In America, you have no community. The community structures have been commodified or discarded by capital as it searches for more and more avenues to develop. The truth of real, existing capitalism forces us to view others as competitors. Whatever you get, I don’t get. It’s no surprise then that there is a breakdown in public trust, and the very fabric of society is pulling itself apart.
This is the societal effect of neoliberalism. When the ideology of competition and profit is internalized, societies are poisoned.
The full effects of this poison can be seen today in groups such as QAnon. These are people who have a fundamentally different understanding of reality; we couldn’t reconcile our differences if we wanted to. These once-fringe conspiracy theorists are being elevated to elected positions. Their followers are armed and have been shown to be able to mobilize on a dime.

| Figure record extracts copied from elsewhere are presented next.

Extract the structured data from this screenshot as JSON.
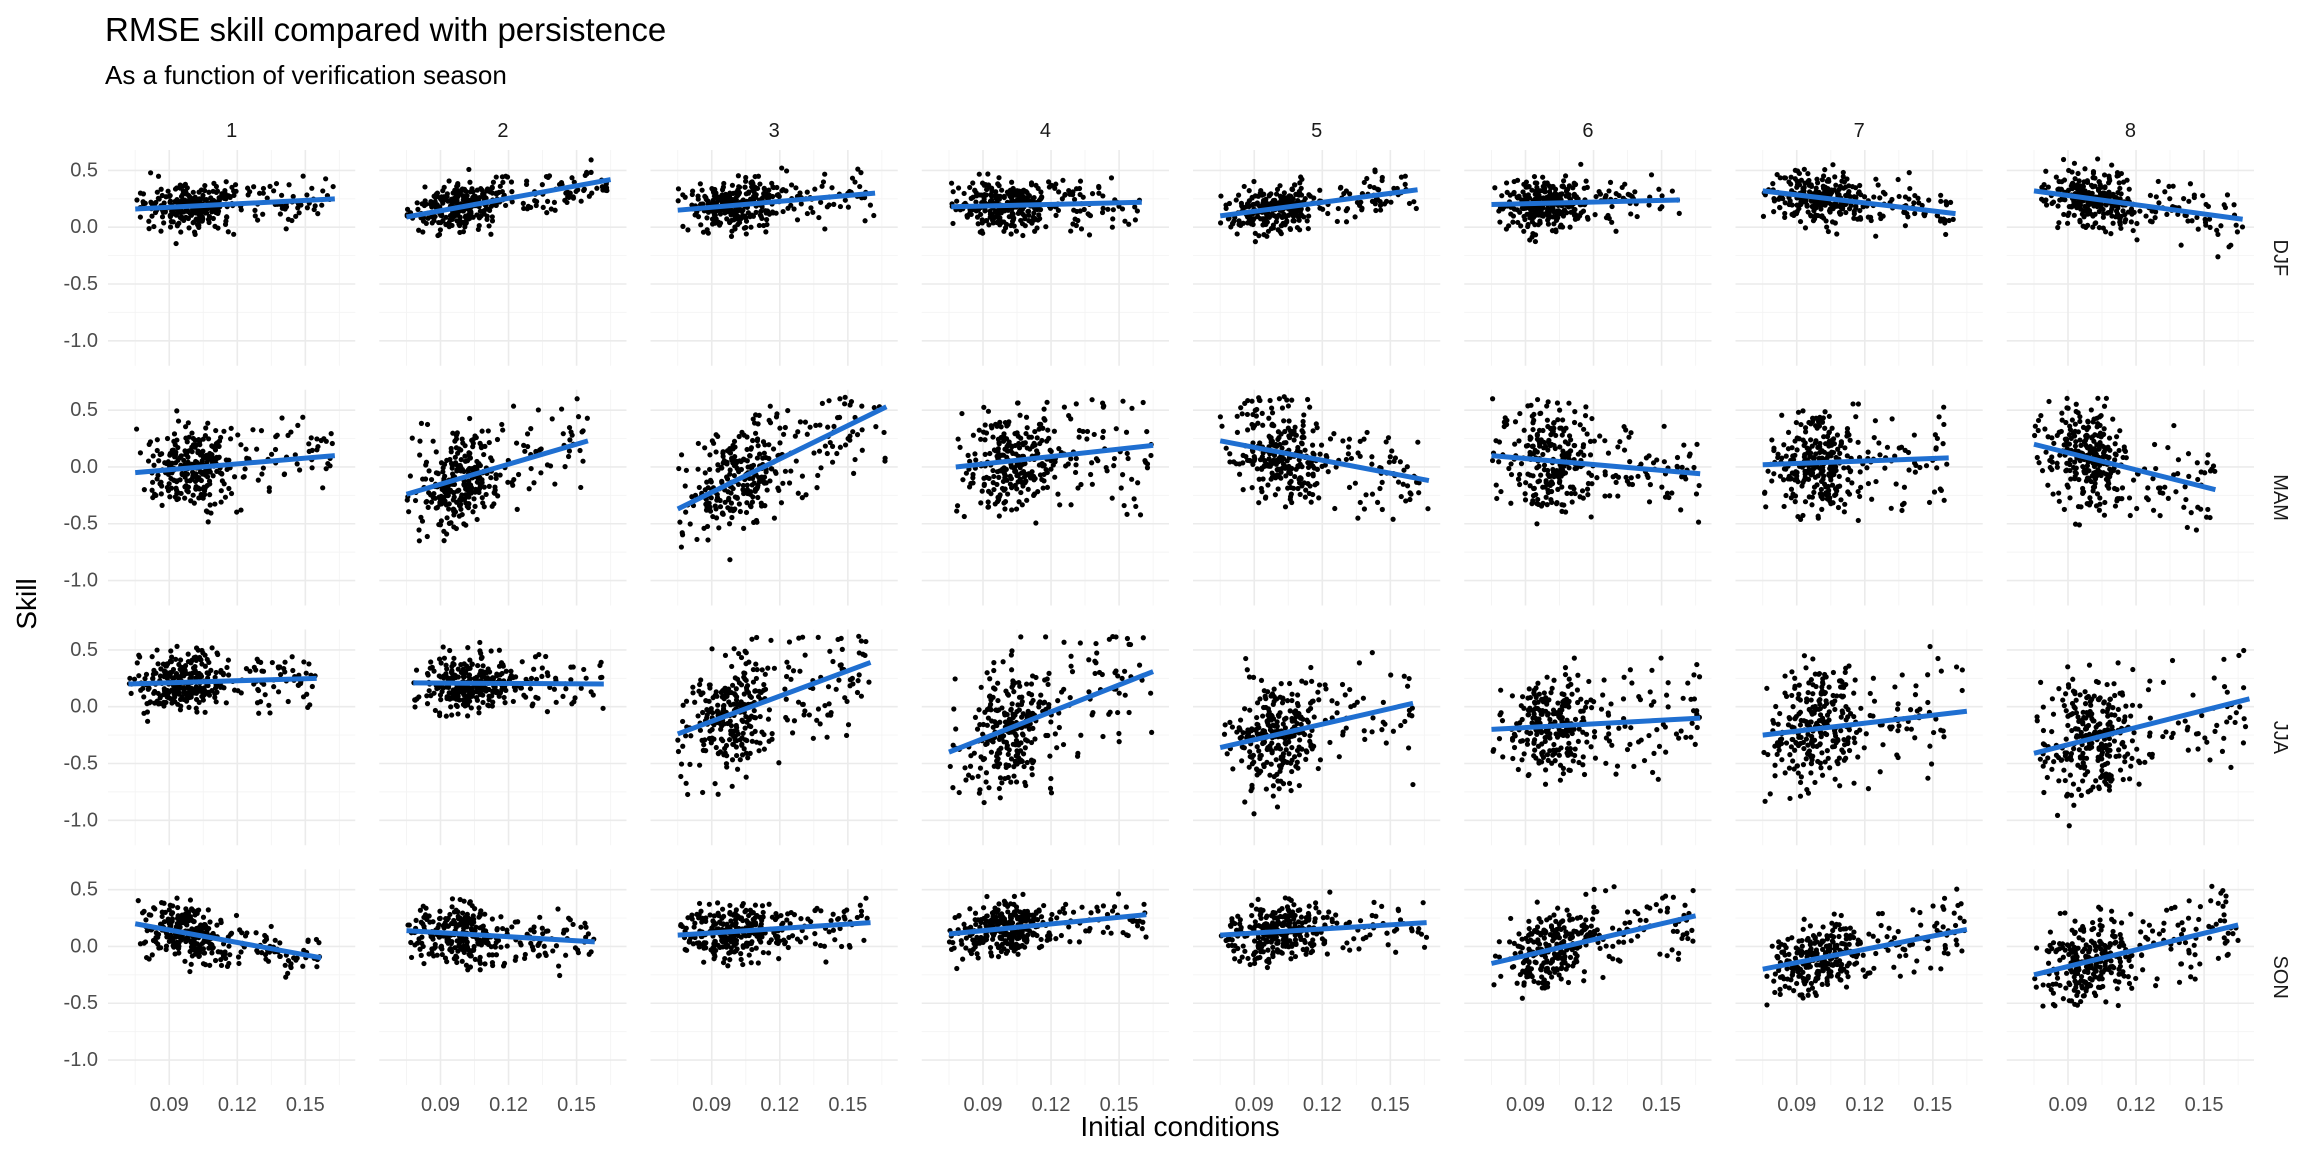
{
  "chart_data": {
    "type": "scatter",
    "title": "RMSE skill compared with persistence",
    "subtitle": "As a function of verification season",
    "xlabel": "Initial conditions",
    "ylabel": "Skill",
    "facet_columns": [
      "1",
      "2",
      "3",
      "4",
      "5",
      "6",
      "7",
      "8"
    ],
    "facet_rows": [
      "DJF",
      "MAM",
      "JJA",
      "SON"
    ],
    "xlim": [
      0.063,
      0.172
    ],
    "ylim": [
      -1.22,
      0.68
    ],
    "x_ticks": [
      0.09,
      0.12,
      0.15
    ],
    "x_tick_labels": [
      "0.09",
      "0.12",
      "0.15"
    ],
    "y_ticks": [
      -1.0,
      -0.5,
      0.0,
      0.5
    ],
    "y_tick_labels": [
      "-1.0",
      "-0.5",
      "0.0",
      "0.5"
    ],
    "grid": true,
    "point_color": "#000000",
    "fit_color": "#1f6fd1",
    "points_per_panel": 320,
    "panels": [
      {
        "row": "DJF",
        "col": "1",
        "fit": {
          "x": [
            0.075,
            0.163
          ],
          "y": [
            0.16,
            0.25
          ]
        },
        "center": 0.2,
        "spread": 0.1
      },
      {
        "row": "DJF",
        "col": "2",
        "fit": {
          "x": [
            0.075,
            0.165
          ],
          "y": [
            0.09,
            0.42
          ]
        },
        "center": 0.25,
        "spread": 0.1
      },
      {
        "row": "DJF",
        "col": "3",
        "fit": {
          "x": [
            0.075,
            0.162
          ],
          "y": [
            0.15,
            0.3
          ]
        },
        "center": 0.22,
        "spread": 0.11
      },
      {
        "row": "DJF",
        "col": "4",
        "fit": {
          "x": [
            0.076,
            0.16
          ],
          "y": [
            0.18,
            0.22
          ]
        },
        "center": 0.2,
        "spread": 0.12
      },
      {
        "row": "DJF",
        "col": "5",
        "fit": {
          "x": [
            0.075,
            0.162
          ],
          "y": [
            0.1,
            0.33
          ]
        },
        "center": 0.22,
        "spread": 0.1
      },
      {
        "row": "DJF",
        "col": "6",
        "fit": {
          "x": [
            0.075,
            0.158
          ],
          "y": [
            0.2,
            0.24
          ]
        },
        "center": 0.22,
        "spread": 0.11
      },
      {
        "row": "DJF",
        "col": "7",
        "fit": {
          "x": [
            0.075,
            0.16
          ],
          "y": [
            0.32,
            0.12
          ]
        },
        "center": 0.22,
        "spread": 0.11
      },
      {
        "row": "DJF",
        "col": "8",
        "fit": {
          "x": [
            0.075,
            0.167
          ],
          "y": [
            0.32,
            0.07
          ]
        },
        "center": 0.2,
        "spread": 0.13
      },
      {
        "row": "MAM",
        "col": "1",
        "fit": {
          "x": [
            0.075,
            0.163
          ],
          "y": [
            -0.05,
            0.1
          ]
        },
        "center": 0.02,
        "spread": 0.18
      },
      {
        "row": "MAM",
        "col": "2",
        "fit": {
          "x": [
            0.075,
            0.155
          ],
          "y": [
            -0.24,
            0.23
          ]
        },
        "center": 0.0,
        "spread": 0.22
      },
      {
        "row": "MAM",
        "col": "3",
        "fit": {
          "x": [
            0.075,
            0.167
          ],
          "y": [
            -0.37,
            0.53
          ]
        },
        "center": 0.05,
        "spread": 0.22
      },
      {
        "row": "MAM",
        "col": "4",
        "fit": {
          "x": [
            0.078,
            0.165
          ],
          "y": [
            0.0,
            0.19
          ]
        },
        "center": 0.1,
        "spread": 0.22
      },
      {
        "row": "MAM",
        "col": "5",
        "fit": {
          "x": [
            0.075,
            0.167
          ],
          "y": [
            0.23,
            -0.12
          ]
        },
        "center": 0.06,
        "spread": 0.2
      },
      {
        "row": "MAM",
        "col": "6",
        "fit": {
          "x": [
            0.075,
            0.167
          ],
          "y": [
            0.1,
            -0.06
          ]
        },
        "center": 0.02,
        "spread": 0.22
      },
      {
        "row": "MAM",
        "col": "7",
        "fit": {
          "x": [
            0.075,
            0.157
          ],
          "y": [
            0.02,
            0.08
          ]
        },
        "center": 0.05,
        "spread": 0.22
      },
      {
        "row": "MAM",
        "col": "8",
        "fit": {
          "x": [
            0.075,
            0.155
          ],
          "y": [
            0.2,
            -0.2
          ]
        },
        "center": 0.05,
        "spread": 0.22
      },
      {
        "row": "JJA",
        "col": "1",
        "fit": {
          "x": [
            0.072,
            0.155
          ],
          "y": [
            0.2,
            0.25
          ]
        },
        "center": 0.23,
        "spread": 0.13
      },
      {
        "row": "JJA",
        "col": "2",
        "fit": {
          "x": [
            0.078,
            0.162
          ],
          "y": [
            0.21,
            0.2
          ]
        },
        "center": 0.2,
        "spread": 0.13
      },
      {
        "row": "JJA",
        "col": "3",
        "fit": {
          "x": [
            0.075,
            0.16
          ],
          "y": [
            -0.24,
            0.39
          ]
        },
        "center": 0.05,
        "spread": 0.25
      },
      {
        "row": "JJA",
        "col": "4",
        "fit": {
          "x": [
            0.075,
            0.165
          ],
          "y": [
            -0.4,
            0.31
          ]
        },
        "center": -0.08,
        "spread": 0.28
      },
      {
        "row": "JJA",
        "col": "5",
        "fit": {
          "x": [
            0.075,
            0.16
          ],
          "y": [
            -0.36,
            0.03
          ]
        },
        "center": -0.15,
        "spread": 0.25
      },
      {
        "row": "JJA",
        "col": "6",
        "fit": {
          "x": [
            0.075,
            0.167
          ],
          "y": [
            -0.2,
            -0.1
          ]
        },
        "center": -0.15,
        "spread": 0.22
      },
      {
        "row": "JJA",
        "col": "7",
        "fit": {
          "x": [
            0.075,
            0.165
          ],
          "y": [
            -0.25,
            -0.04
          ]
        },
        "center": -0.14,
        "spread": 0.25
      },
      {
        "row": "JJA",
        "col": "8",
        "fit": {
          "x": [
            0.075,
            0.17
          ],
          "y": [
            -0.41,
            0.07
          ]
        },
        "center": -0.17,
        "spread": 0.28
      },
      {
        "row": "SON",
        "col": "1",
        "fit": {
          "x": [
            0.075,
            0.157
          ],
          "y": [
            0.2,
            -0.1
          ]
        },
        "center": 0.08,
        "spread": 0.12
      },
      {
        "row": "SON",
        "col": "2",
        "fit": {
          "x": [
            0.075,
            0.158
          ],
          "y": [
            0.14,
            0.04
          ]
        },
        "center": 0.1,
        "spread": 0.13
      },
      {
        "row": "SON",
        "col": "3",
        "fit": {
          "x": [
            0.075,
            0.16
          ],
          "y": [
            0.1,
            0.21
          ]
        },
        "center": 0.15,
        "spread": 0.12
      },
      {
        "row": "SON",
        "col": "4",
        "fit": {
          "x": [
            0.075,
            0.162
          ],
          "y": [
            0.11,
            0.28
          ]
        },
        "center": 0.19,
        "spread": 0.11
      },
      {
        "row": "SON",
        "col": "5",
        "fit": {
          "x": [
            0.075,
            0.166
          ],
          "y": [
            0.1,
            0.21
          ]
        },
        "center": 0.15,
        "spread": 0.12
      },
      {
        "row": "SON",
        "col": "6",
        "fit": {
          "x": [
            0.075,
            0.165
          ],
          "y": [
            -0.15,
            0.27
          ]
        },
        "center": 0.05,
        "spread": 0.16
      },
      {
        "row": "SON",
        "col": "7",
        "fit": {
          "x": [
            0.075,
            0.165
          ],
          "y": [
            -0.2,
            0.15
          ]
        },
        "center": -0.02,
        "spread": 0.15
      },
      {
        "row": "SON",
        "col": "8",
        "fit": {
          "x": [
            0.075,
            0.165
          ],
          "y": [
            -0.25,
            0.19
          ]
        },
        "center": -0.02,
        "spread": 0.18
      }
    ]
  }
}
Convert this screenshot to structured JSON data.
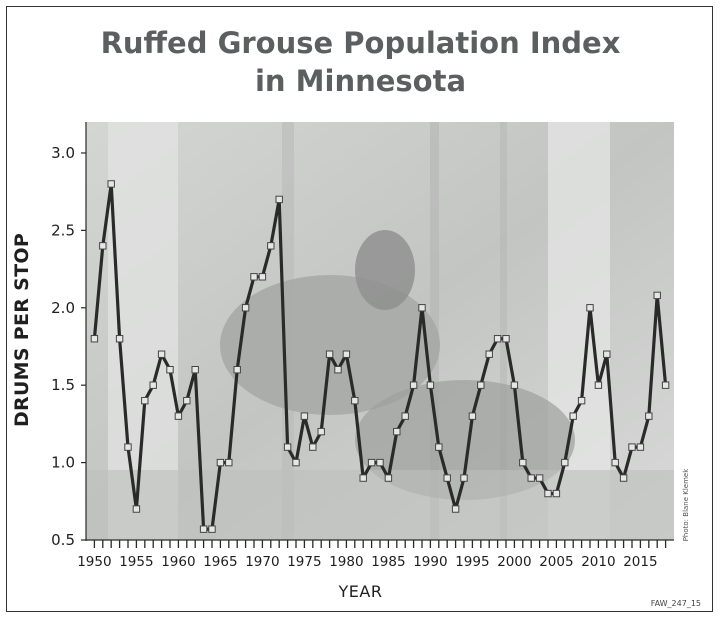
{
  "chart_data": {
    "type": "line",
    "title_lines": [
      "Ruffed Grouse Population Index",
      "in Minnesota"
    ],
    "xlabel": "YEAR",
    "ylabel": "DRUMS PER STOP",
    "xlim": [
      1949,
      2019
    ],
    "ylim": [
      0.5,
      3.2
    ],
    "xticks": [
      "1950",
      "1955",
      "1960",
      "1965",
      "1970",
      "1975",
      "1980",
      "1985",
      "1990",
      "1995",
      "2000",
      "2005",
      "2010",
      "2015"
    ],
    "yticks": [
      "0.5",
      "1.0",
      "1.5",
      "2.0",
      "2.5",
      "3.0"
    ],
    "grid": false,
    "series": [
      {
        "x": [
          1950,
          1951,
          1952,
          1953,
          1954,
          1955,
          1956,
          1957,
          1958,
          1959,
          1960,
          1961,
          1962,
          1963,
          1964,
          1965,
          1966,
          1967,
          1968,
          1969,
          1970,
          1971,
          1972,
          1973,
          1974,
          1975,
          1976,
          1977,
          1978,
          1979,
          1980,
          1981,
          1982,
          1983,
          1984,
          1985,
          1986,
          1987,
          1988,
          1989,
          1990,
          1991,
          1992,
          1993,
          1994,
          1995,
          1996,
          1997,
          1998,
          1999,
          2000,
          2001,
          2002,
          2003,
          2004,
          2005,
          2006,
          2007,
          2008,
          2009,
          2010,
          2011,
          2012,
          2013,
          2014,
          2015,
          2016,
          2017,
          2018
        ],
        "values": [
          1.8,
          2.4,
          2.8,
          1.8,
          1.1,
          0.7,
          1.4,
          1.5,
          1.7,
          1.6,
          1.3,
          1.4,
          1.6,
          0.57,
          0.57,
          1.0,
          1.0,
          1.6,
          2.0,
          2.2,
          2.2,
          2.4,
          2.7,
          1.1,
          1.0,
          1.3,
          1.1,
          1.2,
          1.7,
          1.6,
          1.7,
          1.4,
          0.9,
          1.0,
          1.0,
          0.9,
          1.2,
          1.3,
          1.5,
          2.0,
          1.5,
          1.1,
          0.9,
          0.7,
          0.9,
          1.3,
          1.5,
          1.7,
          1.8,
          1.8,
          1.5,
          1.0,
          0.9,
          0.9,
          0.8,
          0.8,
          1.0,
          1.3,
          1.4,
          2.0,
          1.5,
          1.7,
          1.0,
          0.9,
          1.1,
          1.1,
          1.3,
          2.08,
          1.5
        ]
      }
    ],
    "colors": {
      "line": "#2a2a2a",
      "marker_fill": "#e6e6e6",
      "background_photo": "#c9cbc9",
      "title": "#5b5f5f"
    }
  },
  "photo_credit": "Photo: Blane Klemek",
  "figure_code": "FAW_247_15"
}
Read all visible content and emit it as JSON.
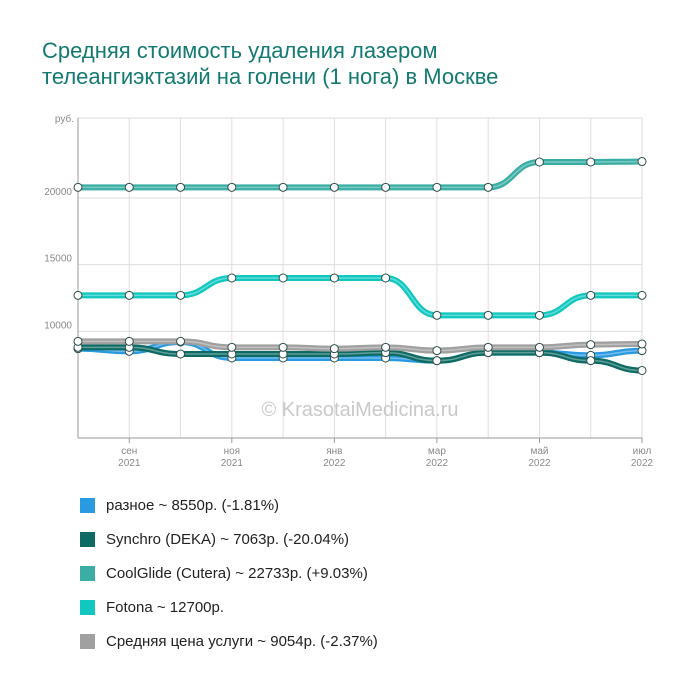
{
  "title_lines": [
    "Средняя стоимость удаления лазером",
    "телеангиэктазий на голени (1 нога) в Москве"
  ],
  "watermark": "© KrasotaiMedicina.ru",
  "chart_data": {
    "type": "line",
    "ylabel": "руб.",
    "ylim": [
      2000,
      26000
    ],
    "y_ticks": [
      {
        "value": 10000,
        "label": "10000"
      },
      {
        "value": 15000,
        "label": "15000"
      },
      {
        "value": 20000,
        "label": "20000"
      }
    ],
    "x": [
      "2021-08",
      "2021-09",
      "2021-10",
      "2021-11",
      "2021-12",
      "2022-01",
      "2022-02",
      "2022-03",
      "2022-04",
      "2022-05",
      "2022-06",
      "2022-07"
    ],
    "x_ticks": [
      {
        "index": 1,
        "month": "сен",
        "year": "2021"
      },
      {
        "index": 3,
        "month": "ноя",
        "year": "2021"
      },
      {
        "index": 5,
        "month": "янв",
        "year": "2022"
      },
      {
        "index": 7,
        "month": "мар",
        "year": "2022"
      },
      {
        "index": 9,
        "month": "май",
        "year": "2022"
      },
      {
        "index": 11,
        "month": "июл",
        "year": "2022"
      }
    ],
    "grid": true,
    "legend_position": "bottom",
    "series": [
      {
        "name": "разное",
        "legend": "разное ~ 8550р. (-1.81%)",
        "color": "#2a9ae0",
        "values": [
          8700,
          8500,
          9200,
          8000,
          8000,
          8000,
          8000,
          7800,
          8400,
          8400,
          8200,
          8550
        ]
      },
      {
        "name": "Synchro (DEKA)",
        "legend": "Synchro (DEKA) ~ 7063р. (-20.04%)",
        "color": "#0e6b63",
        "values": [
          8800,
          8800,
          8300,
          8300,
          8300,
          8300,
          8400,
          7800,
          8400,
          8400,
          7800,
          7063
        ]
      },
      {
        "name": "CoolGlide (Cutera)",
        "legend": "CoolGlide (Cutera) ~ 22733р. (+9.03%)",
        "color": "#3aaea4",
        "values": [
          20800,
          20800,
          20800,
          20800,
          20800,
          20800,
          20800,
          20800,
          20800,
          22700,
          22700,
          22733
        ]
      },
      {
        "name": "Fotona",
        "legend": "Fotona ~ 12700р.",
        "color": "#10c8c0",
        "values": [
          12700,
          12700,
          12700,
          14000,
          14000,
          14000,
          14000,
          11200,
          11200,
          11200,
          12700,
          12700
        ]
      },
      {
        "name": "Средняя цена услуги",
        "legend": "Средняя цена услуги ~ 9054р. (-2.37%)",
        "color": "#a0a0a0",
        "values": [
          9250,
          9250,
          9250,
          8800,
          8800,
          8700,
          8800,
          8550,
          8800,
          8800,
          9000,
          9054
        ]
      }
    ]
  }
}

These groups are again, not the cause of the collapse but a symptom. Where are people to turn when communities have been turned into commodities, when violence has become the language of choice for their empire, and wealth is squeezed out of them by the parasites of capital? Confused and bewildered, they lash out at those they are told hurt them: minorities like immigrants, African-Americans and Jewish people.
No healthy society functions like this.
The second force driving our downward spiral is the fundamental economics our nation is based on. According to the Next System Project’s index of systemic trends, wages have stagnated and are essentially the same today as they were in 1970, even as the amount of wealth we are producing skyrockets. The poverty rate has hovered around 13% since 1970 too. Unbelievably, the child poverty rate is actually higher than the overall rate, at 21%.
According to Rolling Stone, some people across the nation take two jobs in order to pay unreasonably high rent. Many cannot afford healthcare. The 1% control $30 trillion in assets while the bottom 50% has more debt than assets. The three richest men in our country have more money than the poorest 160 million. A fifth of American households have negative net worth. Most Americans are two paychecks away from bankruptcy. We are dangling from a thread and there is nothing to catch us when we fall. This is simply unsustainable.
So where does that leave us? There is no doubt in my mind that the American Empire will eventually collapse and become another chapter in history. However, such powerful empires do not usually end quickly and dramatically. The British Empire did not suddenly collapse; it still technically exists to this day. The Roman Empire did not fall after a disastrous battle. It instead withered slowly over hundreds of years until there was simply nothing left.
The American Empire may very well be around for quite some time. Yet for those living in it, just as it was for the Romans, things will continue to get a little bit worse with each passing day.